Background: p-values are ubiquitous in medical research, but are often misunderstood. In addition to being misused or perhaps even abused at post-statistical analysis stage of making scientific inference and interpretations, p-values can also be a source of confusion at the design stage.
Methods: Application of standard test statistic on observed data may result in a small p-value which in turn may give the impression that a new study that has the same sample size as the observed data, perhaps even smaller, would have adequate power. We used re-sampling method and computed statistical power to illustrate the fallacy of this conclusion. We have also calculated power using analytical formulae.
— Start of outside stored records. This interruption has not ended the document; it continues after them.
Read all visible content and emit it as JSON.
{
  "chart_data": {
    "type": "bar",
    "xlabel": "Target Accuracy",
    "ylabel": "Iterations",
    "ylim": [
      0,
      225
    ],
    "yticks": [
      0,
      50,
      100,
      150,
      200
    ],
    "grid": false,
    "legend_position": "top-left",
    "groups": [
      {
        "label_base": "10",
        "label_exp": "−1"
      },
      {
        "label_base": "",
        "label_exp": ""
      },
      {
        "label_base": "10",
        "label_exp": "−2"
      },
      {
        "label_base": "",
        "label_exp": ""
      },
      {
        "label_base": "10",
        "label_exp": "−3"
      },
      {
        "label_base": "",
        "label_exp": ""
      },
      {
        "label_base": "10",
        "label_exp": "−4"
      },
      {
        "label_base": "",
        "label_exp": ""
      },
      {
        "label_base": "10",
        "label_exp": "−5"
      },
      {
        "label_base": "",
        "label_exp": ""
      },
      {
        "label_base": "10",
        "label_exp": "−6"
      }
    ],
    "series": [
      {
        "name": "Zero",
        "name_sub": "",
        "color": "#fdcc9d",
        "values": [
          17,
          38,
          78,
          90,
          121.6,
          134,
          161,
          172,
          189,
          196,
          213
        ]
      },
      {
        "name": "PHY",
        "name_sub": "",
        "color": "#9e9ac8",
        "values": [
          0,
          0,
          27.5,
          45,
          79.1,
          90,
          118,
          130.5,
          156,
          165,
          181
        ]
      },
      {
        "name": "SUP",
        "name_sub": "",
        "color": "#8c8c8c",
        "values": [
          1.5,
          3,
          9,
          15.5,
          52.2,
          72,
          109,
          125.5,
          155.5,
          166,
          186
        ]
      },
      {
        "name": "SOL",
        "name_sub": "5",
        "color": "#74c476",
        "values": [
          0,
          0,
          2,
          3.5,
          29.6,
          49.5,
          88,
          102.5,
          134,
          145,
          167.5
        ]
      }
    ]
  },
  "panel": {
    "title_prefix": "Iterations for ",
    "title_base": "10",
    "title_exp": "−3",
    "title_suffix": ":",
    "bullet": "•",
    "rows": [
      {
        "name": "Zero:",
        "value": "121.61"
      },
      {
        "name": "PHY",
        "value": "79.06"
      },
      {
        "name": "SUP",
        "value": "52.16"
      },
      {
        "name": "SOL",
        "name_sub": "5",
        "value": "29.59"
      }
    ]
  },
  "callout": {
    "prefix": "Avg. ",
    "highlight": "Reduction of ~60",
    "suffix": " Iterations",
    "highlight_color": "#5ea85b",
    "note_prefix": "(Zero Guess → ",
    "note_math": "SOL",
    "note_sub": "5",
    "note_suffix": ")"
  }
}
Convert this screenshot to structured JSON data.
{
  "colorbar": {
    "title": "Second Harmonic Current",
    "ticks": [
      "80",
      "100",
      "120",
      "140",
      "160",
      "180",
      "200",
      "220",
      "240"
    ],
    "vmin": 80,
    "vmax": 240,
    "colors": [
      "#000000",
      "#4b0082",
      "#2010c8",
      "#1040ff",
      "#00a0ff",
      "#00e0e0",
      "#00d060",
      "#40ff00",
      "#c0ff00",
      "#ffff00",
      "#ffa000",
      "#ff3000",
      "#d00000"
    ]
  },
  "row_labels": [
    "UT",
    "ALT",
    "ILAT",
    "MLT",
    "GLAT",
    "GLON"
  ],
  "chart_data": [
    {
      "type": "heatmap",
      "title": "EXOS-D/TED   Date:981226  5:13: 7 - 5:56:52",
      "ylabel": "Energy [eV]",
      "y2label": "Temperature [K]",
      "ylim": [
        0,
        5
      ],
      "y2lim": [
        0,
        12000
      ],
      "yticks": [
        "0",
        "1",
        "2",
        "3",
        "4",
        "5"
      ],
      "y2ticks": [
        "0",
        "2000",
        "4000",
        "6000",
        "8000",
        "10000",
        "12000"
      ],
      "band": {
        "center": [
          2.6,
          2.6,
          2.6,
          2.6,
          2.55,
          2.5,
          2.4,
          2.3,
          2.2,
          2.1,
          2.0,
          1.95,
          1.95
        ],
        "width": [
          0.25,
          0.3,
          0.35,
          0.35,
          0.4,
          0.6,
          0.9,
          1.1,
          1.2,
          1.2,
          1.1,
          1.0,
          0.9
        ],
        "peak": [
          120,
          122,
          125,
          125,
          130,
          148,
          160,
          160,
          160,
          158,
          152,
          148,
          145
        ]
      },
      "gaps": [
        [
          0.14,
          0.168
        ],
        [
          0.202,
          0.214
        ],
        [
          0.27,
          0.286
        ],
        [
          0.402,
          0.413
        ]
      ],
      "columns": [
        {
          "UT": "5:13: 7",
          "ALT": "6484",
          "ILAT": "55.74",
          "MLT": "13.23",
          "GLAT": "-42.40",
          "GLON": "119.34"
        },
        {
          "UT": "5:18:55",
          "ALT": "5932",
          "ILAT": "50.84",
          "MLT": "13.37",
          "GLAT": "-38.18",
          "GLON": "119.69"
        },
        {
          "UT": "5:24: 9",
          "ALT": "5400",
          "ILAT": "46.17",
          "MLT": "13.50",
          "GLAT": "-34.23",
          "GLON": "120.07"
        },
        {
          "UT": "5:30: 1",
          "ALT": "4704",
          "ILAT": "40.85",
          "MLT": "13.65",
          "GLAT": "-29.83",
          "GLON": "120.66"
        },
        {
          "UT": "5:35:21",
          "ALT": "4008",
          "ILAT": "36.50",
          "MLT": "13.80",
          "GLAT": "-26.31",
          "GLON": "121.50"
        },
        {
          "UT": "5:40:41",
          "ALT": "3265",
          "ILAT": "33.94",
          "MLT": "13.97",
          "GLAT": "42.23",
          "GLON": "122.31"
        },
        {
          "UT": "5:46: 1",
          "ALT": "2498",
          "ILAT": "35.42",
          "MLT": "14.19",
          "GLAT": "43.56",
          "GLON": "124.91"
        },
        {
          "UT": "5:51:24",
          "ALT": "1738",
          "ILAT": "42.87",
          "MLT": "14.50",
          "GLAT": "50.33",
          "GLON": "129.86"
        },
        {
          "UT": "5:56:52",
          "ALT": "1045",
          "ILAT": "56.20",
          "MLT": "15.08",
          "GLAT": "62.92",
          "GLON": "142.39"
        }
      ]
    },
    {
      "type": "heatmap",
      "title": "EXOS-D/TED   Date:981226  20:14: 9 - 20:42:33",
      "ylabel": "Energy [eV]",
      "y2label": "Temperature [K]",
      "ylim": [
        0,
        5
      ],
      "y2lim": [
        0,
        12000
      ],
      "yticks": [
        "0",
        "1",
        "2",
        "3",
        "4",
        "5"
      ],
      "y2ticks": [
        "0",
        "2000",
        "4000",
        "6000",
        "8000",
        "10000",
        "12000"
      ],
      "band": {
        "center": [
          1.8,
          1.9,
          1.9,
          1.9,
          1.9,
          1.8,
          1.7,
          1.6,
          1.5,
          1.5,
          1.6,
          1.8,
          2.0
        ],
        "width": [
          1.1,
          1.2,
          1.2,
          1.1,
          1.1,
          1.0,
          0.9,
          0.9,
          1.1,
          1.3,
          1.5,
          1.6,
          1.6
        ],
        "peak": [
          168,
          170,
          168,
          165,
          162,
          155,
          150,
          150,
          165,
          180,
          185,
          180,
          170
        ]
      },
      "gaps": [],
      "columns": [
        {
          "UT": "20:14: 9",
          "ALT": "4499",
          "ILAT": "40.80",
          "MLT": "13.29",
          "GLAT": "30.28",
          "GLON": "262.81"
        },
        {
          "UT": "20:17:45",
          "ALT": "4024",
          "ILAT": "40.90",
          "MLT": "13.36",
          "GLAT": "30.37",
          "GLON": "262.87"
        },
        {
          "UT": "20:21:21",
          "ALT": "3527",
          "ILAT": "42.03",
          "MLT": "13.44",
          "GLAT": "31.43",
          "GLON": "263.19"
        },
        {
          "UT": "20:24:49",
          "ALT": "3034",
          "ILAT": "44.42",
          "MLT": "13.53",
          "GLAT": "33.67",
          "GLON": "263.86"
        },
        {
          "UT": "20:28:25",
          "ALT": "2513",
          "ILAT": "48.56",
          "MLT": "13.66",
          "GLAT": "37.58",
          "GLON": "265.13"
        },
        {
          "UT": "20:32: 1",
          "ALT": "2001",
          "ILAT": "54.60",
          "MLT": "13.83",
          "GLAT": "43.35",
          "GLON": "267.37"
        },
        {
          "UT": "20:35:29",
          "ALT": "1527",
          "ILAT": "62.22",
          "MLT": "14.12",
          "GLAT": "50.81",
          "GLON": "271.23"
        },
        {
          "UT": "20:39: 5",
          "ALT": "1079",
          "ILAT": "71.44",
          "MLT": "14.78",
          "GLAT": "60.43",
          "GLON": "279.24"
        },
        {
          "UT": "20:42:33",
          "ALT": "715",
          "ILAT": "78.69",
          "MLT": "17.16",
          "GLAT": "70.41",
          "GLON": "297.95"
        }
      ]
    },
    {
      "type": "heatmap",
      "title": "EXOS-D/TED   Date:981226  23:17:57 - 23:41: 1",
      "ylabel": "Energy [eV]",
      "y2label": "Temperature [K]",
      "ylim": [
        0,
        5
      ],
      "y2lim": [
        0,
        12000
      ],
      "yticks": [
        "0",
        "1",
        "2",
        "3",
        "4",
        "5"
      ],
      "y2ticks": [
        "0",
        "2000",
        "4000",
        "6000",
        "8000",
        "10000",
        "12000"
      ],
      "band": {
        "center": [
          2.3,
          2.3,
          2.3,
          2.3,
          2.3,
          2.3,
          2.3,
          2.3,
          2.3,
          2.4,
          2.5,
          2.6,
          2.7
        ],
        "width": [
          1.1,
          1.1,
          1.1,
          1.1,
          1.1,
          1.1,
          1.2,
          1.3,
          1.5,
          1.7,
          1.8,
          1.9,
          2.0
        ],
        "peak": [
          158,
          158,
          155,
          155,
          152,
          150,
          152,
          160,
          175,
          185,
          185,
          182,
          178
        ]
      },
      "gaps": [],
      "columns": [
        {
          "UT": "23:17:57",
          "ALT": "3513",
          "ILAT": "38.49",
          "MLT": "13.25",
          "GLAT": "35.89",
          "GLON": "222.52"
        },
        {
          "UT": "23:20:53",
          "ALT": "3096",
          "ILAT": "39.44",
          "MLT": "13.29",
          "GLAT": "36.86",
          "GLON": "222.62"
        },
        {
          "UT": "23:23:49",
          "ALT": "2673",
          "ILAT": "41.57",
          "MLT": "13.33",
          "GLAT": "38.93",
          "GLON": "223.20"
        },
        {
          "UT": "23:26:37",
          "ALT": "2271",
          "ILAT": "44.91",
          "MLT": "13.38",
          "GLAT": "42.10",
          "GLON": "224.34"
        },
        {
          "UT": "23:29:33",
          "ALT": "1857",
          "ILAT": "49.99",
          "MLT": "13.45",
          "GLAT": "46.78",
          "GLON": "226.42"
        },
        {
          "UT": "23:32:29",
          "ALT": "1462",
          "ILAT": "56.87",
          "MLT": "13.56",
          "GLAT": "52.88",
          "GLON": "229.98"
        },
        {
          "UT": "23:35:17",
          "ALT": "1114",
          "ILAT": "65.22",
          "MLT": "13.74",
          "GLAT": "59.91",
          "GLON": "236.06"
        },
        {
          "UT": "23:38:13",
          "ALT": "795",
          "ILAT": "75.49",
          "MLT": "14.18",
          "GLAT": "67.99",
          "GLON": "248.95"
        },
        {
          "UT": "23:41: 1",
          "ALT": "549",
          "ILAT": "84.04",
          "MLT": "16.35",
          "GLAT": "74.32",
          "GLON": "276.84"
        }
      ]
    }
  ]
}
Results: We analyzed data consisting of two group comparisons with binary as well as continuous outcome variables. For the binary outcome, the event rates for the outcome of interest in the illustrative data were 15/43 (35%) and 22/34 (65%), respectively (p-value=0.0093). Using these data, a bootstrap-based empirical power was estimated to be 75.4%. One random sample with only two-third of the original data had a p-value of 0.0066, but only an empirical power of 57.4%. Similar results were observed for a continuous outcome.
Conclusion: Our results show that the number of zeros after the decimal point in a p-value from an observed sample cannot and should not be used to gauge the adequacy of sample size for a future study that is expected to have sufficient power to detect an effect as big as the observed.